I’m not an avid fan of Roman Polanski and his films. From his vast catalogue, I have only seen ‘The Pianist’ and I don’t think it would be fair to compare it to ‘The Ghost’ as the subject matter is greatly contrasted. From seeing how Polanski could create a fantastic film such as ‘The Pianist’, I expected more of the same. However, I was disappointed with ‘The Ghost’.

Ewan McGregor plays the title character, a ghost-writer for a former British Prime Minister, played by Pierce Brosnan. As the ghost-writer continues working for the ex-PM and learning about his past, secrets are uncovered about the ghost’s predecessor and his suspicious death, as well as the PM’s involvement in illegal foreign matters. What follows is quite a convoluted investigation involving the Prime Minister’s wife, played by Olivia Williams, and an old acquaintance, played by Tom Wilkinson.

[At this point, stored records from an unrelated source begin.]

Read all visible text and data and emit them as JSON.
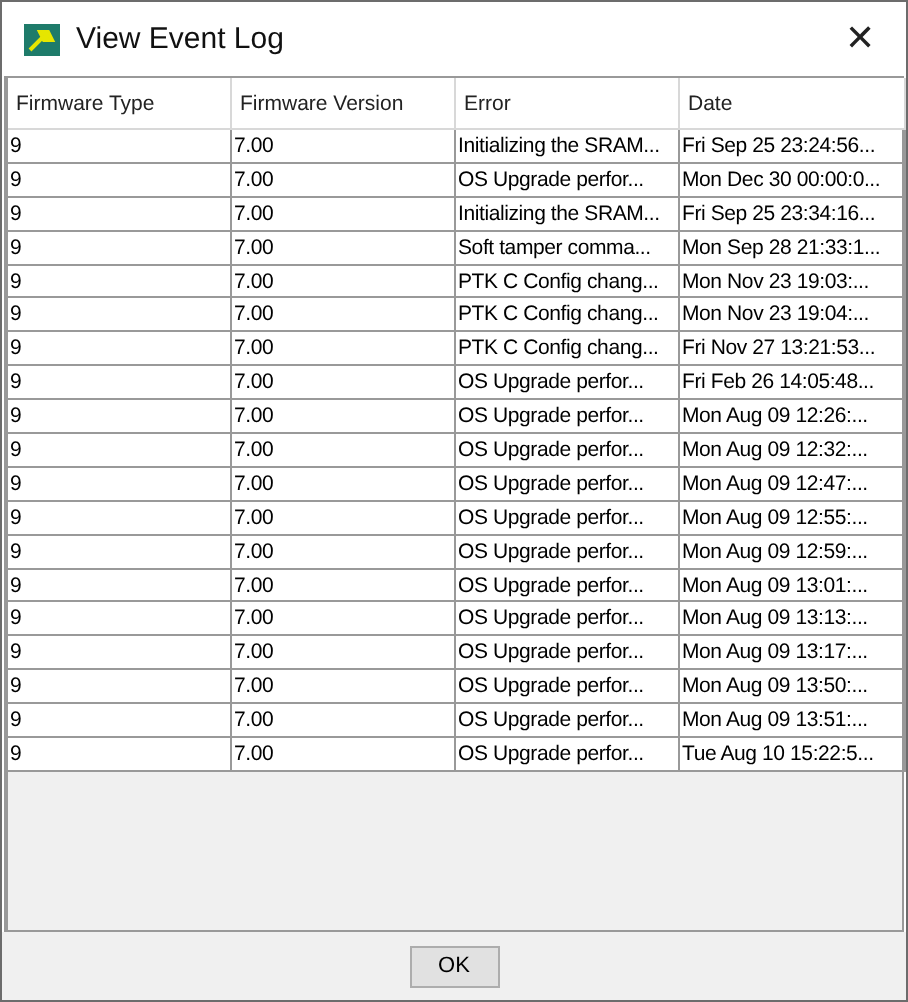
{
  "window": {
    "title": "View Event Log",
    "close": "✕"
  },
  "table": {
    "columns": [
      "Firmware Type",
      "Firmware Version",
      "Error",
      "Date"
    ],
    "rows": [
      [
        "9",
        "7.00",
        "Initializing the SRAM...",
        "Fri Sep 25 23:24:56..."
      ],
      [
        "9",
        "7.00",
        "OS Upgrade perfor...",
        "Mon Dec 30 00:00:0..."
      ],
      [
        "9",
        "7.00",
        "Initializing the SRAM...",
        "Fri Sep 25 23:34:16..."
      ],
      [
        "9",
        "7.00",
        "Soft tamper comma...",
        "Mon Sep 28 21:33:1..."
      ],
      [
        "9",
        "7.00",
        "PTK C Config chang...",
        "Mon Nov 23 19:03:..."
      ],
      [
        "9",
        "7.00",
        "PTK C Config chang...",
        "Mon Nov 23 19:04:..."
      ],
      [
        "9",
        "7.00",
        "PTK C Config chang...",
        "Fri Nov 27 13:21:53..."
      ],
      [
        "9",
        "7.00",
        "OS Upgrade perfor...",
        "Fri Feb 26 14:05:48..."
      ],
      [
        "9",
        "7.00",
        "OS Upgrade perfor...",
        "Mon Aug 09 12:26:..."
      ],
      [
        "9",
        "7.00",
        "OS Upgrade perfor...",
        "Mon Aug 09 12:32:..."
      ],
      [
        "9",
        "7.00",
        "OS Upgrade perfor...",
        "Mon Aug 09 12:47:..."
      ],
      [
        "9",
        "7.00",
        "OS Upgrade perfor...",
        "Mon Aug 09 12:55:..."
      ],
      [
        "9",
        "7.00",
        "OS Upgrade perfor...",
        "Mon Aug 09 12:59:..."
      ],
      [
        "9",
        "7.00",
        "OS Upgrade perfor...",
        "Mon Aug 09 13:01:..."
      ],
      [
        "9",
        "7.00",
        "OS Upgrade perfor...",
        "Mon Aug 09 13:13:..."
      ],
      [
        "9",
        "7.00",
        "OS Upgrade perfor...",
        "Mon Aug 09 13:17:..."
      ],
      [
        "9",
        "7.00",
        "OS Upgrade perfor...",
        "Mon Aug 09 13:50:..."
      ],
      [
        "9",
        "7.00",
        "OS Upgrade perfor...",
        "Mon Aug 09 13:51:..."
      ],
      [
        "9",
        "7.00",
        "OS Upgrade perfor...",
        "Tue Aug 10 15:22:5..."
      ]
    ]
  },
  "buttons": [
    "OK"
  ]
}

The basic premise has potential: a ghost-writer uncovers secrets whilst writing the memoirs for an ex-Prime Minister. However, the all-important MacGuffin: the secrets in the memoirs, are never really explained or even hinted at until right at the very end of the film, resulting in the viewer not caring whether they stay safe or fall into the ‘wrong hands’. We are never really told who the ghost should be trusting, which is probably intentional but just comes off as confusing.

The Prime Minister is made out to be a bad-tempered, deceiving sex-pest and if he does get punished for his alleged crimes, the viewer is hard-pressed to find sympathy for him. Although, the opposition are made out to be just as deceiving and disloyal. This makes us wonder who can be trusted.
But again, by this point, the viewer is still left wondering why the ghost has gotten into this position in the first place, as he doesn’t even know what he’s protecting.

I apologise if that last part didn’t make sense. This is my first attempt at an online film review and I’m finding it hard working the plot out in my head at such a late hour.

I felt as if the script-writers (Polanski and the book’s author Robert Harris) tried to fit in as much of the original book as possible. This could explain why some scenes appeared lacking in depth, so to shorten the film’s overall length. Quite a few scenes I felt were unnecessary and could have been cut, leaving crucial scenes with more screen-time so to explain more of the increasingly complicated storyline.
An example of this would be during an event, a note is passed from the back of a crowd to the front via several people. Instead of showing the note entering the crowd and then the recipient receiving it, Polanski shows each individual person receive and pass on the note. It begins with suspense, but as the note’s journey lengthens, the importance gets overshadowed by how long the scene takes for such a simple payoff.

On a side note, I hate it when Americans, such as Kim Cattrall, are cast as Brits, and British actors, such as Tom Wilkinson, are cast as Americans. I know it’s their job to be versatile, but in this case, their accents distracted from the dialogue and action.

Overall, I was left disappointed by ‘The Ghost’ and even though it had some hidden potential sneaking through the cracks in the plot, I probably wouldn’t recommend to friends.